SES
Bir ses yükselir direnişin notalarından
Yoldaşlığı mı anlatıyor desem,
Yoksa yaşanmışlıkları mı?
Özlenen gülüşleri mi,
Yoksa çocukların çığlıklarını mı?
İşte tarifi yapılamıyor ey!
Fakat yeniden bir şeyler oluyor
Ve tarifsiz yolculuklar çağırıyor
Yeniden ve yeniden…
Gitmeli yeniden, çıkılmalı kapılardan
Düşülmeli o yolların uzunluğuna
Belki yürüyerek belki de koşar adımlarla
Güneşi sunmasının vakti gelmiştir artık
Analara, çocuklara, halklara
Ve sesi daha da yükseltmenin gerekliliği
Haydi tutasın elimden
Sırtlanasın kavgamızı
Bu ses bizim..
(Yürüyen tarihime sana atfen…)
DESTAN YÖRÜK (Ayşe Deniz Karacagil)
Merhabalar tarih kokulu yoldaşım;
Bazen bir yoldaşa sıcakça söylenen bir merhabanın değerini düşünüyorum. Sonrasında kendi kendime “yaşamımızda paha biçilemez ne çok şey var” diyorum. İnsanlığa sıcak bir merhaba demeyi unutturan bir sisteme inat “merhaba” demek bile bir karşı duruşun sembolü olmuş.

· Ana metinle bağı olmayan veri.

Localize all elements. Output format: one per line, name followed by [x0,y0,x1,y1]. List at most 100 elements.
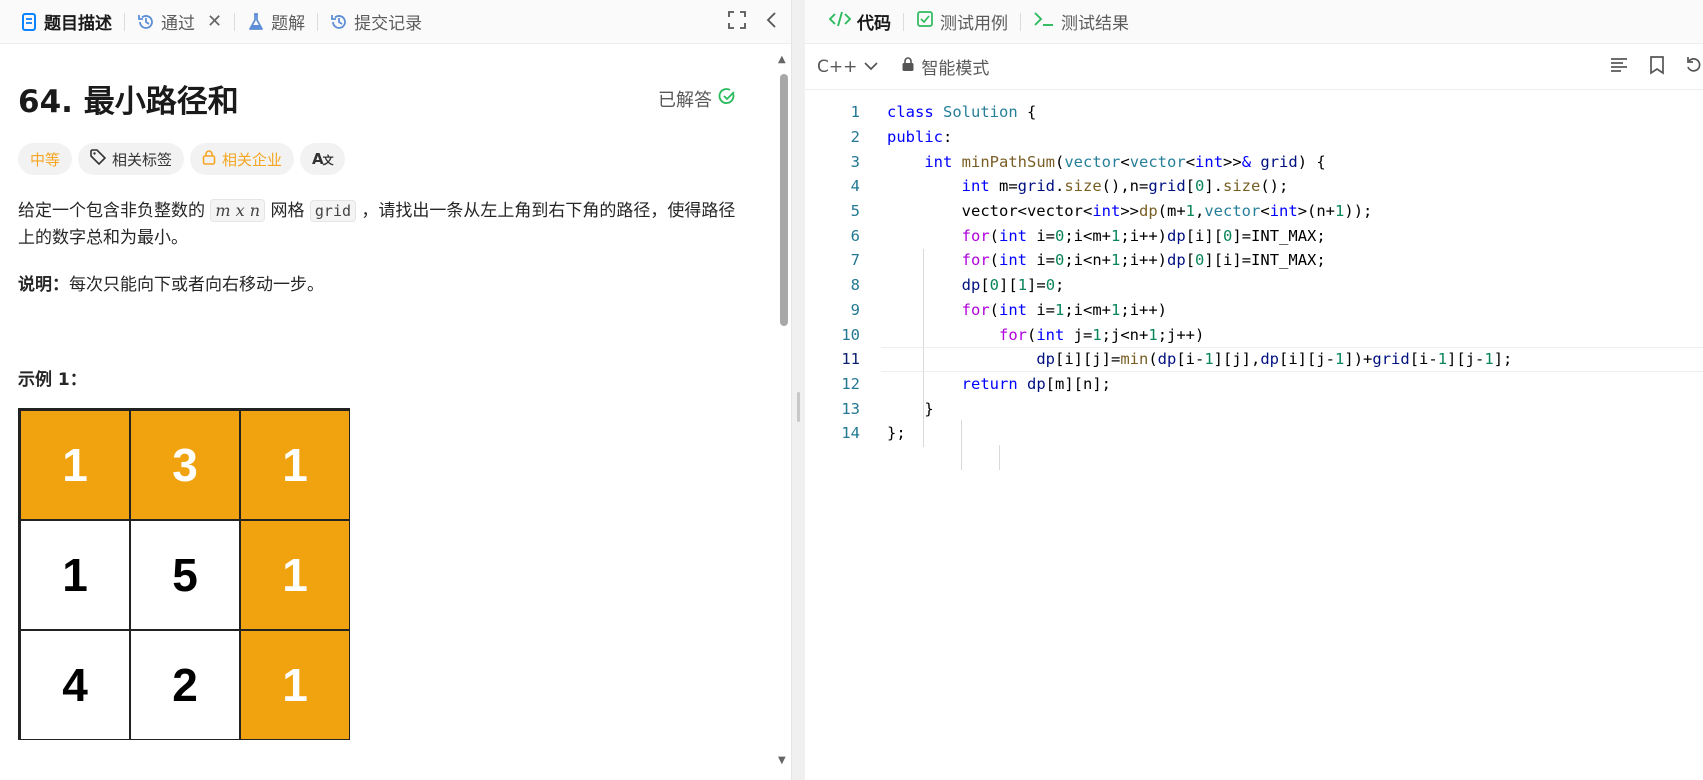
code-editor[interactable]: 1 class Solution { 2 public: 3 int minPath… [805,90,1703,470]
code-panel: 代码 测试用例 测试结果 C++ 智能模式 1 class Solution {… [805,0,1703,780]
mode-toggle[interactable]: 智能模式 [901,54,989,79]
line-number: 4 [850,177,860,196]
line-number: 7 [850,251,860,270]
code-line: 5 vector<vector<int>>dp(m+1,vector<int>(… [805,199,1703,224]
language-select[interactable]: C++ [817,57,879,77]
tab-submissions[interactable]: 提交记录 [322,0,430,44]
tab-accepted[interactable]: 通过 ✕ [129,0,230,44]
grid-cell: 1 [240,410,350,520]
desc-math: m x n [210,199,266,222]
mode-label: 智能模式 [921,59,990,79]
lock-icon [202,149,216,169]
tab-label: 代码 [857,14,891,34]
flask-icon [247,12,265,31]
example-grid: 1 3 1 1 5 1 4 2 1 [18,408,350,740]
problem-tabs: 题目描述 通过 ✕ 题解 提交记录 [0,0,791,44]
document-icon [20,12,38,31]
difficulty-badge[interactable]: 中等 [18,143,73,175]
grid-cell: 1 [240,630,350,740]
tab-label: 测试用例 [940,14,1008,34]
tab-label: 测试结果 [1061,14,1129,34]
grid-cell: 3 [130,410,240,520]
code-line: 2 public: [805,125,1703,150]
editor-tools [1609,44,1703,90]
tab-label: 通过 [161,14,195,34]
code-line: 6 for(int i=0;i<m+1;i++)dp[i][0]=INT_MAX… [805,223,1703,248]
line-number: 14 [841,424,860,443]
history-icon [330,13,348,31]
scroll-up-icon[interactable]: ▲ [778,54,786,65]
title-row: 64. 最小路径和 已解答 [18,76,760,121]
language-label: C++ [817,56,858,77]
line-number: 10 [841,325,860,344]
tab-testcases[interactable]: 测试用例 [908,9,1016,34]
companies-label: 相关企业 [222,150,283,169]
close-icon[interactable]: ✕ [207,11,222,32]
desc-text: 给定一个包含非负整数的 [18,201,211,221]
tag-row: 中等 相关标签 相关企业 A文 [18,143,760,175]
code-line: 14}; [805,421,1703,446]
fullscreen-icon[interactable] [727,10,747,34]
code-line: 7 for(int i=0;i<n+1;i++)dp[0][i]=INT_MAX… [805,248,1703,273]
grid-cell: 4 [20,630,130,740]
editor-toolbar: C++ 智能模式 [805,44,1703,90]
panel-tools [727,0,779,44]
check-circle-icon [718,87,736,110]
grid-cell: 2 [130,630,240,740]
chevron-down-icon [863,57,879,77]
tab-separator [124,12,125,31]
indent-guide [999,445,1000,470]
line-number: 11 [841,350,860,369]
problem-note: 说明：每次只能向下或者向右移动一步。 [18,270,760,295]
grid-cell: 1 [20,410,130,520]
tab-code[interactable]: 代码 [821,9,899,34]
translate-button[interactable]: A文 [300,143,345,175]
line-number: 6 [850,226,860,245]
scroll-thumb[interactable] [780,74,788,326]
grid-cell: 1 [20,520,130,630]
divider-grip[interactable] [797,392,800,422]
history-icon [137,13,155,31]
code-line: 4 int m=grid.size(),n=grid[0].size(); [805,174,1703,199]
grid-cell: 5 [130,520,240,630]
tab-results[interactable]: 测试结果 [1025,9,1137,34]
line-number: 13 [841,399,860,418]
topics-tag[interactable]: 相关标签 [78,143,185,175]
note-label: 说明： [18,275,69,295]
tab-separator [903,12,904,31]
code-line: 12 return dp[m][n]; [805,372,1703,397]
line-number: 8 [850,276,860,295]
companies-tag[interactable]: 相关企业 [190,143,295,175]
tab-label: 提交记录 [354,14,423,34]
example-title: 示例 1： [18,370,87,390]
problem-content: 64. 最小路径和 已解答 中等 相关标签 相关企业 A文 给定一个包含非负整数… [0,44,778,780]
tab-separator [317,12,319,31]
collapse-icon[interactable] [765,10,779,34]
code-line: 13 } [805,396,1703,421]
code-line: 9 for(int i=1;i<m+1;i++) [805,298,1703,323]
bookmark-icon[interactable] [1649,55,1665,79]
code-line: 3 int minPathSum(vector<vector<int>>& gr… [805,149,1703,174]
topics-label: 相关标签 [112,150,173,169]
line-number: 3 [850,152,860,171]
code-line: 10 for(int j=1;j<n+1;j++) [805,322,1703,347]
reset-icon[interactable] [1685,56,1703,78]
scroll-down-icon[interactable]: ▼ [778,755,786,766]
desc-code: grid [309,200,357,222]
line-number: 5 [850,202,860,221]
problem-panel: 题目描述 通过 ✕ 题解 提交记录 64. 最小路径和 已解答 中等 相关标签 … [0,0,792,780]
code-tabs: 代码 测试用例 测试结果 [805,0,1703,44]
scrollbar[interactable]: ▲ ▼ [778,54,790,766]
tab-description[interactable]: 题目描述 [12,0,120,44]
line-number: 9 [850,300,860,319]
code-icon [828,10,852,33]
tab-solutions[interactable]: 题解 [239,0,313,44]
panel-divider[interactable] [794,0,804,780]
format-icon[interactable] [1609,56,1629,78]
desc-text: 网格 [265,201,310,221]
tab-label: 题解 [271,14,306,34]
solved-label: 已解答 [658,89,712,111]
problem-description: 给定一个包含非负整数的 m x n 网格 grid ，请找出一条从左上角到右下角… [18,197,738,252]
translate-icon: A文 [312,150,334,168]
note-text: 每次只能向下或者向右移动一步。 [69,275,324,295]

Seni tanıdığım günden bugüne dair yazma çabası verecek olursam; herhalde en iyi öğrendiğim şey, seninle birlikte, bir kadına, kadın yoldaşa duyulabilecek o derin duygulardı. Tarihin şahitliğini yapmış ve her bakışı bile öğretici olan gözlerini görmek, insana sorumluluk bilincini yeniden kuşandırması adına büyük bir güç kaynağı oluyor.
İçeri girer girmez “Aaa kırmızı fularlı kızımız” diyerek beni kucaklayışın geliyor aklıma. O an anladım ki bu kucaklaşma farklı bir kucaklaşmaydı. İçimdeki tüm kirli yapışkanlıklarımın bir nebze olsun iyileştiğini hissetim. Adeta acılarımızı kendi tarihine alıp yükleniyor gibiydin.
Ama ben kendi ağırlıklarımı sana yüklememek adına suçluluk hissettim. Asıl ben yüklenmeliydim taşıdığın tarihi ve de tanık sıfatındaki gözlerindeki o derinliği… Yoldaşlığın tanımı da zaten bu yoldan geçmiyor mu? İlk kısa sohbetimizde “Sen nerede olursan ol bize emanetsin” diye bir cümle kurmuştun. Bunun üzerine hala yoğunlaşmaktayım. Aitlik konusu ile birleştirdiğimde de bir sonuca ulaştım: “Aslında biz bu yaşamla birlikte birbirimize ait olmakla mükellefiz.“Senin yaşamdaki duruşunu, konuşmalarını ayrıntılarıyla izlediğim çok oldu. Bunca bedelli, şahitliğini yaptığın tarihin karşılığını aradığın belli oluyor. Ve o an içinde “Ne yapmalı da doğru bir sonuç elde etmeli” dediğini duyar gibi oluyorum. Bu yönde bizlere dair ya da yaşama dair anlatımlarını daha da özenle dinlemeye başladım. Çünkü aradığın çözümlerin yolunda sana yardım edebilmek isterdim.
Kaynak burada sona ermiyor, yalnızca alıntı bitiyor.